When the current contract was signed in 2014 and made retroactive to July 1, 2013, both the Union and the City agreed that 60 general employees covered by the contract would not receive a pay increase for fiscal year 2013-2014. The City claimed it was broke and couldn’t afford any raises.
However, a provision in the contract language stipulates “if any other group receives any monetary gain in the negotiated collective bargaining agreements for 2013/14 – 2015/16, other than for a necessary job reclassification, an equal monetary gain shall be given to all employees subject to this Agreement.” Hence the Union’s term “me too.”
City employees last received a 2.25 percent general wage increase on July 1, 2012.
Subsequently, the Mesquite City Council agreed to new union contracts with the Mesquite Police Officers Association and Fire and Rescue employees, also represented by Teamsters Local #14. Both contracts included provisions for ‘step increases’ in pay based on length of employment and disciplinary history.
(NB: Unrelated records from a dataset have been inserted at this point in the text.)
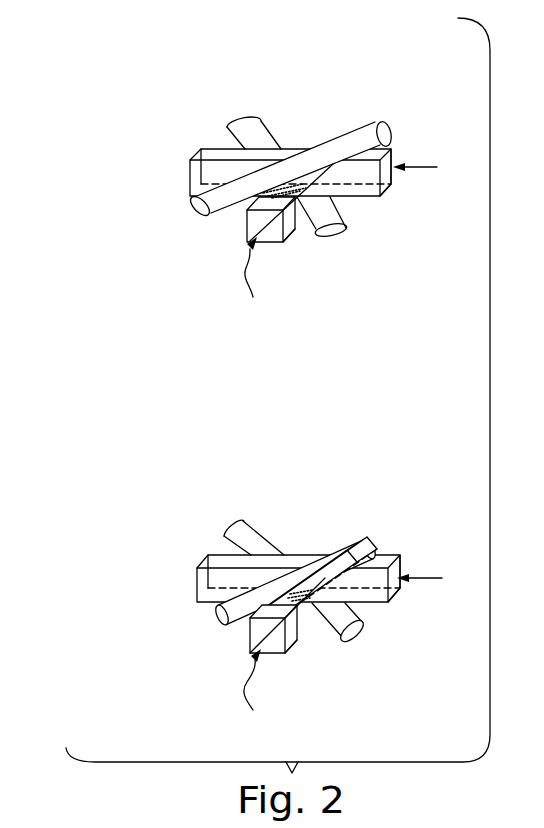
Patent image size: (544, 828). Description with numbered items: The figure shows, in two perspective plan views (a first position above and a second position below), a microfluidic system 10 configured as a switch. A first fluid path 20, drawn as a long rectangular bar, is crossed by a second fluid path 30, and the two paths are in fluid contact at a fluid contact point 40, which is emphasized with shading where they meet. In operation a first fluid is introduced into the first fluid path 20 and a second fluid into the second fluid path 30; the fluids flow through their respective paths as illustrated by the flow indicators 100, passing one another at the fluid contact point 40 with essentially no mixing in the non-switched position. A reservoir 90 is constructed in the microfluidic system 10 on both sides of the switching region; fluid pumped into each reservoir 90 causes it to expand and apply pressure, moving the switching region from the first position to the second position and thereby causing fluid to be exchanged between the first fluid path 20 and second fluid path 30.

The microfluidic system 10 is at (190, 120).
The first fluid path 20 is at (193, 184).
The second fluid path 30 is at (286, 242).
The fluid contact point 40 is at (266, 192).
The reservoir 90 is at (260, 119).
The flow indicators 100 is at (418, 166).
All but a handful of police and fire department employees received between a 4 and 5 percent monetary gain in their paychecks based on the new contracts. The only reason some did not receive the step increases is because they were topped out on their seniority.
Some non-union managers were also awarded pay increases by the same City Council members who seemed to have forgotten the ‘me too’ contract clause for rank-and-file employees.
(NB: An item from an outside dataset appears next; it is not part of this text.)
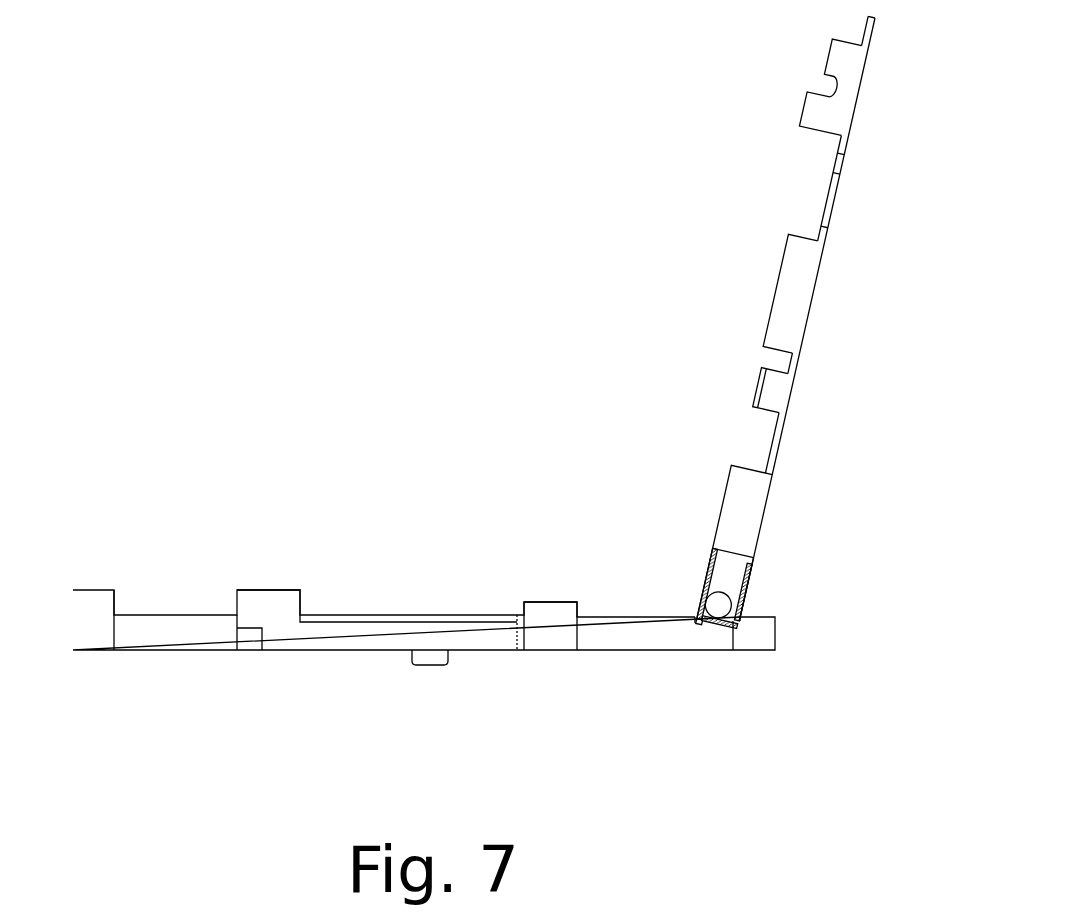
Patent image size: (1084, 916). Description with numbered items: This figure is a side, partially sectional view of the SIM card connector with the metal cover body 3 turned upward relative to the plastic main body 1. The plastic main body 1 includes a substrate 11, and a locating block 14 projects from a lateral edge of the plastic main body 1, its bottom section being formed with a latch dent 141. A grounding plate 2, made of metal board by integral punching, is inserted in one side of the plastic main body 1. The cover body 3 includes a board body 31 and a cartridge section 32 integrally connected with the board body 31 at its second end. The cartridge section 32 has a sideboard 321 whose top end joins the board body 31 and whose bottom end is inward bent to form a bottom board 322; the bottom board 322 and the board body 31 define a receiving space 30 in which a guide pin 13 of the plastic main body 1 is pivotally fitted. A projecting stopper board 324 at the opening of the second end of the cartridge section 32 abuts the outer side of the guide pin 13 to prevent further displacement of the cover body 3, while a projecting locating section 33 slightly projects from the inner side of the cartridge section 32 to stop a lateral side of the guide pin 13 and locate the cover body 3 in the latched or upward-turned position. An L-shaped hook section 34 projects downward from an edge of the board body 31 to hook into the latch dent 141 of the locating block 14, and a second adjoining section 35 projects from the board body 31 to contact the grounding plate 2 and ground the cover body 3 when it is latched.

Did council members think the very same union that represents the average employee would not recognize pay raises awarded to the union’s other represented group for what they really are – a monetary gain?
Whether you like public employee unions or not is immaterial in this case. Whether you agree or disagree that public employees already receive enough or too much pay and benefits is also immaterial in this case.
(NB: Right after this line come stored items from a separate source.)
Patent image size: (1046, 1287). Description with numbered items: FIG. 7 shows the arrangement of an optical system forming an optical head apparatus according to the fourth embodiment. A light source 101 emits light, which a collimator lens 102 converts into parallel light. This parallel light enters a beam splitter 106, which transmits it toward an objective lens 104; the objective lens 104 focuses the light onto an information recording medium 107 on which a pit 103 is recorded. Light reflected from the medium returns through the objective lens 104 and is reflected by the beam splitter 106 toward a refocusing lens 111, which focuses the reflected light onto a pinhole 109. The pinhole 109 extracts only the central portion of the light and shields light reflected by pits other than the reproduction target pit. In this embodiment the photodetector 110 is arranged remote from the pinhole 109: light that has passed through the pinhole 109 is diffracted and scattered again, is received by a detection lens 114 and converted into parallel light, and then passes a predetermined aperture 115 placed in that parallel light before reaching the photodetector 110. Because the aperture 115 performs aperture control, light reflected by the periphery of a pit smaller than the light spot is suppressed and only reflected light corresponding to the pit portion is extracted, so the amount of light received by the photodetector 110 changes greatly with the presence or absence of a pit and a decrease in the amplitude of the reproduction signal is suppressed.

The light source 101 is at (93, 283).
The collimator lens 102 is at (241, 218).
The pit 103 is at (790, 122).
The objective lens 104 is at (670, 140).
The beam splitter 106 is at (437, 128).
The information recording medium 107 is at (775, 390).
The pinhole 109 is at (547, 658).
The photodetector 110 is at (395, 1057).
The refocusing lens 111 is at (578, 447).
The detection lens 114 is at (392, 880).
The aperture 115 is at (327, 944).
The minute the council awarded a monetary gain for some employees but not others, the ‘me too’ clause kicked in.
Essentially, the same officials who said no to one group of employees said yes to all other employees.
We also disagree with the city’s stance that the union did not file a grievance or complaint in a timely manner as required by the contract.
[Editor’s note: Please notice the correction to the original story published in today’s MLN.]
The Teamsters Union #14 did notify the city attorney on March 10, 2015 pointing out the pay increases awarded to other union members and referencing the ‘me too’ clause in the rank-and-file employee contract.
As court documents show, the city and the union negotiated for months on a mutually agreeable selection of an arbitrator to work out the disagreement. Both sides eventually decided on one and were prepared to meet with him in December. Unfortunately, the individual was unable to fulfill the negotiations because of a personal emergency.
All of a sudden, the city pulled out of negotiating a second arbitrator.
That’s when the union filed a “Motion to Compel Arbitration” with the Clark County District Courts because “there was an agreement to arbitrate which the City has violated. The complaint with the EMRB (Employee Management Relations Board) was filed due to the City’s continued refusal to follow the law,” according to the union’s attorney.
It’s difficult to understand why the city spent nine months preparing for arbitration, even scheduling the meetings for the second floor conference room in Mesquite City Hall, and then suddenly quit the process.
Both the city attorney and union representative said they previously agreed that any pay increases – er, monetary gains – would be retroactive only to July 1, 2014 rather than the original contract effective date of July 1, 2013. The difference in one year is very important to the city’s budget.
The council should have thought of that when they agreed to ‘monetary gains’ for almost all other employees.
Now the union says it will insist the ‘me too’ clause will be enforced retroactively to the original date of the contract if it wins in arbitration.
The best the council and us, the taxpayers, can hope for is that the union will agree to a one year extension of the current contract taking it out to June 2017. Entering negotiations so soon after this fiasco can’t be good for us.
And if the city was ‘broke’ before, it’s really in trouble now.
The city council blew it on the ‘me too’ clause.